Opinião

A novela do Infarmed

A novela do Infarmed

Não tenho por hábito abordar duas vezes o mesmo tema nestas minhas crónicas do nosso JN. Vou abrir uma exceção porque o assunto e tudo o que o tem rodeado também se tem revelado verdadeiramente excecional. Refiro-me à autêntica novela em que se transformou a decisão de transferência dos principais serviços do Infarmed para a cidade do Porto.

É absolutamente fantástico que tenhamos assistido nos últimos 50 anos a milhares de transferências de muitos centros de decisão ou de poder relevantes de todo o país para a capital, sem nunca ter sido "produzida" uma novela, por pequena que fosse. Agora, no primeiro caso relevante de que me lembro em que se aventa a hipótese de transferir um instituto público da capital para a segunda cidade do país, levanta-se um escarcéu tal e cria-se um drama de tamanhas proporções que até parece que está a ser posto em causa o futuro da nação por causa dessa operação.

Não conheço um único caso daqueles exemplos mais evidentes de centralismo que tenha sustentado a sua criação, justificado a alteração do local ou explicada a manutenção na capital em quaisquer pareceres, conclusões de grupos de trabalho, auditorias, inquéritos ou referendos. Bem ao contrário, neste caso do Infarmed, o que mais há são estudos de peritos, relatórios de comissões especializadas, inquéritos aos funcionários, bitaites sindicais e carinhos corporativos de pôr a chorar as pedras da calçada. Já agora ficamos a saber que estes diligentes funcionários que na sua maioria têm demonstrado enorme receio e preocupação nesta deslocalização, são provavelmente os mesmos que permitem uma das conclusões que cito de seguida: "O Infarmed apresenta um nível demasiadamente elevado de absentismo (superior a 7 e 10,6% em 2016) e igualmente valores excessivamente elevados de rotatividade dos recursos humanos (superior a 40% no geral e até a mais de 60% em algumas direções) sendo que estes dois fatores condicionam significativamente a produtividade da sua operação".

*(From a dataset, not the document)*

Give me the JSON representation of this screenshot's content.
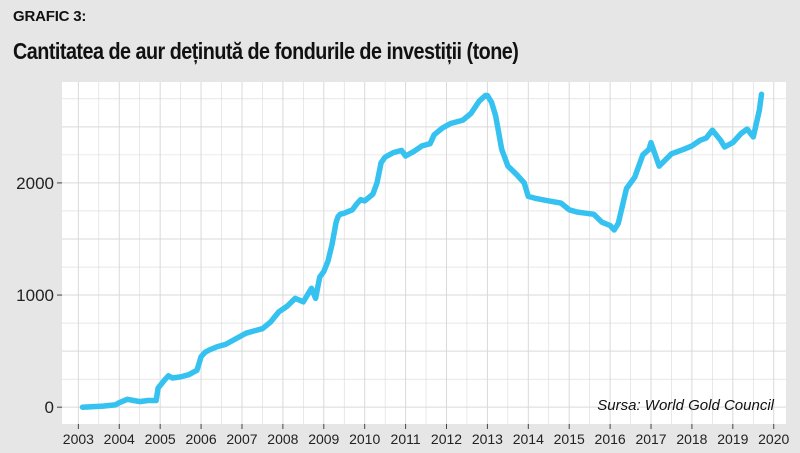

Já numa das conclusões do estudo que o JN publicou, ficou estabelecido que o cenário da deslocalização que apresenta menor risco é o que "contempla a construção de instalações e a implementação e desenvolvimento em paralelo de programas formativos a novos quadros, permitindo assim minimizar riscos resultantes da indisponibilidade dos recursos humanos para acompanhar a deslocalização". Conclui-se ainda que a aplicação das propostas de melhoria que decorrem deste processo se apresenta como "uma oportunidade para se corrigirem as deficiências organizativas e a desadequação dos processos praticados no relacionamento com as partes interessadas e dessa forma se obterem ganhos significativos de eficiências/eficácia".

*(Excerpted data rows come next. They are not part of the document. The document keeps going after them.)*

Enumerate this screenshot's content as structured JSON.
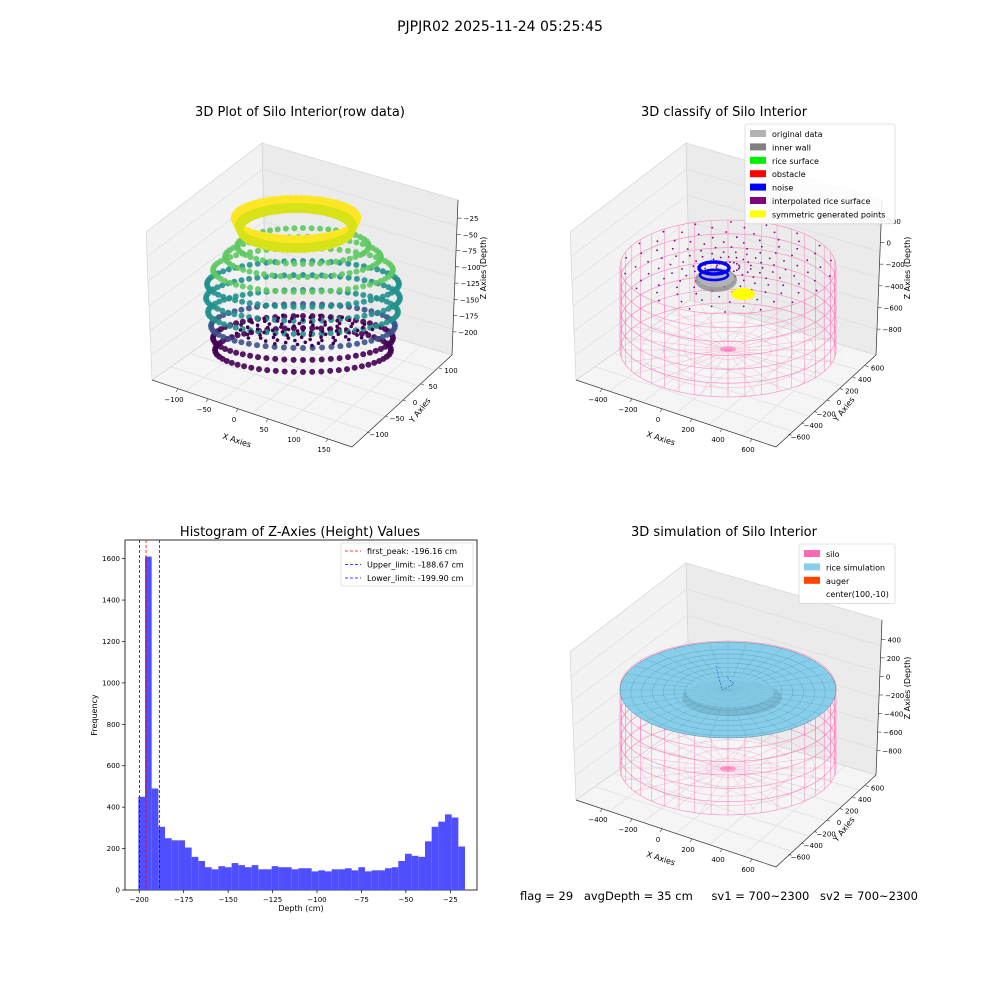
{
  "figure": {
    "suptitle": "PJPJR02 2025-11-24 05:25:45"
  },
  "panel_raw": {
    "title": "3D Plot of Silo Interior(row data)",
    "xlabel": "X Axies",
    "ylabel": "Y Axies",
    "zlabel": "Z Axies (Depth)",
    "xticks": [
      "−100",
      "−50",
      "0",
      "50",
      "100",
      "150"
    ],
    "yticks": [
      "100",
      "50",
      "0",
      "−50",
      "−100"
    ],
    "zticks": [
      "−25",
      "−50",
      "−75",
      "−100",
      "−125",
      "−150",
      "−175",
      "−200"
    ],
    "colormap": [
      "#440154",
      "#3b528b",
      "#21918c",
      "#5ec962",
      "#fde725"
    ]
  },
  "panel_classify": {
    "title": "3D classify of Silo Interior",
    "xlabel": "X Axies",
    "ylabel": "Y Axies",
    "zlabel": "Z Axies (Depth)",
    "xticks": [
      "−400",
      "−200",
      "0",
      "200",
      "400",
      "600"
    ],
    "yticks": [
      "600",
      "400",
      "200",
      "0",
      "−200",
      "−400",
      "−600"
    ],
    "zticks": [
      "200",
      "0",
      "−200",
      "−400",
      "−600",
      "−800"
    ],
    "legend": [
      {
        "label": "original data",
        "color": "#b3b3b3"
      },
      {
        "label": "inner wall",
        "color": "#808080"
      },
      {
        "label": "rice surface",
        "color": "#00ee00"
      },
      {
        "label": "obstacle",
        "color": "#ff0000"
      },
      {
        "label": "noise",
        "color": "#0000ff"
      },
      {
        "label": "interpolated rice surface",
        "color": "#800080"
      },
      {
        "label": "symmetric generated points",
        "color": "#ffff00"
      }
    ]
  },
  "panel_sim": {
    "title": "3D simulation of Silo Interior",
    "xlabel": "X Axies",
    "ylabel": "Y Axies",
    "zlabel": "Z Axies (Depth)",
    "xticks": [
      "−400",
      "−200",
      "0",
      "200",
      "400",
      "600"
    ],
    "yticks": [
      "600",
      "400",
      "200",
      "0",
      "−200",
      "−400",
      "−600"
    ],
    "zticks": [
      "400",
      "200",
      "0",
      "−200",
      "−400",
      "−600",
      "−800"
    ],
    "legend": [
      {
        "label": "silo",
        "color": "#ff69b4"
      },
      {
        "label": "rice simulation",
        "color": "#87ceeb"
      },
      {
        "label": "auger",
        "color": "#ff4500"
      },
      {
        "label": "center(100,-10)",
        "color": ""
      }
    ]
  },
  "chart_data": {
    "type": "bar",
    "title": "Histogram of Z-Axies (Height) Values",
    "xlabel": "Depth (cm)",
    "ylabel": "Frequency",
    "xlim": [
      -208,
      -10
    ],
    "ylim": [
      0,
      1690
    ],
    "xticks": [
      -200,
      -175,
      -150,
      -125,
      -100,
      -75,
      -50,
      -25
    ],
    "xtick_labels": [
      "−200",
      "−175",
      "−150",
      "−125",
      "−100",
      "−75",
      "−50",
      "−25"
    ],
    "yticks": [
      0,
      200,
      400,
      600,
      800,
      1000,
      1200,
      1400,
      1600
    ],
    "bar_color": "#4f4fff",
    "bin_start": -200.5,
    "bin_width": 3.75,
    "values": [
      450,
      1610,
      490,
      305,
      250,
      240,
      240,
      205,
      160,
      140,
      110,
      100,
      115,
      110,
      130,
      120,
      110,
      120,
      100,
      100,
      115,
      110,
      110,
      100,
      105,
      105,
      90,
      95,
      90,
      100,
      100,
      105,
      95,
      110,
      90,
      95,
      95,
      105,
      110,
      140,
      175,
      165,
      160,
      235,
      305,
      330,
      365,
      350,
      210
    ],
    "lines": [
      {
        "label": "first_peak: -196.16 cm",
        "x": -196.16,
        "color": "#ff0000"
      },
      {
        "label": "Upper_limit: -188.67 cm",
        "x": -188.67,
        "color": "#0000ff"
      },
      {
        "label": "Lower_limit: -199.90 cm",
        "x": -199.9,
        "color": "#0000ff"
      }
    ],
    "legend_position": "top-right"
  },
  "footer": {
    "flag": "flag = 29",
    "avg_depth": "avgDepth = 35 cm",
    "sv1": "sv1 = 700~2300",
    "sv2": "sv2 = 700~2300"
  }
}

Apesar de todo esse vendaval é fantástico como a generalidade das conclusões conhecidas e de que aliás o JN tem feito grande eco, elencam variadíssimas vantagens e múltiplos efeitos positivos associados a essa programada mudança. Recomendo vivamente a leitura das conclusões destes vários estudos e relatórios, porque foi aquilo que eu fiz e que realmente me animou a voltar a trazer este tema ao convívio dos leitores. Não é preciso ser juiz de um qualquer Supremo Tribunal para perceber de que lado está a razão neste suposto diferendo, mas vou esperar sentado para ver o que vai acontecer. Estamos habituados a aceitar e calar qualquer nova manifestação de centralismo sem que nos sejam explicadas as razões de ser dessas decisões. Com o somatório de todas as vantagens e potenciais oportunidades de melhoria detetadas nesta deslocalização do Infarmed para o Porto, vai ser mesmo uma vergonha nacional se o assunto ficar definitivamente em banho-maria.